Phase 1 (months 1–4): Documentary analysis of HSE's EH40 OEL revision records for 30–40 substances, coding each revision against the date of the underlying toxicological review. Phase 2 (months 5–8): Freedom of Information requests to HSE for sector-disaggregated enforcement notices (2015–2024), constructing a dataset linking substance, sector, and enforcement action. Phase 3 (months 9–11): Qualitative regulatory analysis of HSE guidance and COSHH Approved Codes of Practice to identify where enforcement discretion is formally permitted. Phase 4 (month 12): Synthesis and policy memo. All sources are document-based and publicly available, fitting a one-year MSc timeline.

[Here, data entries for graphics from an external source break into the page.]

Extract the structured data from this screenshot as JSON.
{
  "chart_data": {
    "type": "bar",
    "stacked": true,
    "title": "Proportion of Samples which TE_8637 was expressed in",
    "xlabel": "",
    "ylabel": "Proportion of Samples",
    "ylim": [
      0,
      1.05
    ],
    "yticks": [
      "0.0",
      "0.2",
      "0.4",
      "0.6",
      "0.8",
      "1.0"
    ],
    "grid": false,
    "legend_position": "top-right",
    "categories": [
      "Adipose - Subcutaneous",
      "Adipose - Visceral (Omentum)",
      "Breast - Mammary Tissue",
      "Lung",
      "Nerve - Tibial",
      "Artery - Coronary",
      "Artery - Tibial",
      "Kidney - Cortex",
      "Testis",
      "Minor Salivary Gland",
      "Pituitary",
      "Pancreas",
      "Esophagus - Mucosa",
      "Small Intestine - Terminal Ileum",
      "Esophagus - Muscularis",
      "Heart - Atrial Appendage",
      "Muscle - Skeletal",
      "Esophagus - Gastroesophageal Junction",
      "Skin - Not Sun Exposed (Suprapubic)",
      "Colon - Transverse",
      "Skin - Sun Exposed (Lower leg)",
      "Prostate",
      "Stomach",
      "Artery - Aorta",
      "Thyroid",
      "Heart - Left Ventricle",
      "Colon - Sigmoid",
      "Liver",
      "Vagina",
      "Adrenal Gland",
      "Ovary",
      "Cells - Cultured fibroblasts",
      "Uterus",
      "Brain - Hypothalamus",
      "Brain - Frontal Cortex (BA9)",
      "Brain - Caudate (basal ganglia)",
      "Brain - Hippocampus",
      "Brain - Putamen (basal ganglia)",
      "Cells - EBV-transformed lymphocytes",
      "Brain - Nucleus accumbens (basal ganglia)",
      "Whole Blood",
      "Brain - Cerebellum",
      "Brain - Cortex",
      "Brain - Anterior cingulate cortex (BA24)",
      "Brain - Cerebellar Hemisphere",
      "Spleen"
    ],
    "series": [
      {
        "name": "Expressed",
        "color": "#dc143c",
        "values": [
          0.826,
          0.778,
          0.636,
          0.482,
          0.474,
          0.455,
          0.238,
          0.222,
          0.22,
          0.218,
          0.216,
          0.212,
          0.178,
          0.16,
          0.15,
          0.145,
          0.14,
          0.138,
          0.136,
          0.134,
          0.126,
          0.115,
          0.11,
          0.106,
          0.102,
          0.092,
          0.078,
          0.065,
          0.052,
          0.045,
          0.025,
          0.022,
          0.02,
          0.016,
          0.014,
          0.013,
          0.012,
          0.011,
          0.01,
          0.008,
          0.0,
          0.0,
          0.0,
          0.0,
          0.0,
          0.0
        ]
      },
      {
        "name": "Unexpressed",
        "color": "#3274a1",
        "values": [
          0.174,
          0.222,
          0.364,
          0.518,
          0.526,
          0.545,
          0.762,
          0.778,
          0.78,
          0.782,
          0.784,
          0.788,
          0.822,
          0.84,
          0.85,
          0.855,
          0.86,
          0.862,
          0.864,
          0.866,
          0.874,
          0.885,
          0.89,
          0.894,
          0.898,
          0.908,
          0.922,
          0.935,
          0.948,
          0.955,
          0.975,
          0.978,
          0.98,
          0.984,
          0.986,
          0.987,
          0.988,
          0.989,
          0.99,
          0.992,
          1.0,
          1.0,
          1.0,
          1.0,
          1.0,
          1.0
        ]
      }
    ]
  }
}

All primary sources are public or FOI-accessible; no human participants are involved, so ethical risk is low. The main constraint is FOI response time; a 30-working-day statutory deadline is built into Phase 2, with a contingency of using published HSE Annual Statistics if disaggregated data are withheld. The substance sample is deliberately bounded to ensure coding depth within twelve months.
UCL Laws' regulatory law research cluster, which includes publicly listed work on risk regulation and administrative law, provides the supervisory environment this project requires. Bentham House library holdings and UCL's institutional FOI support are the primary resources needed.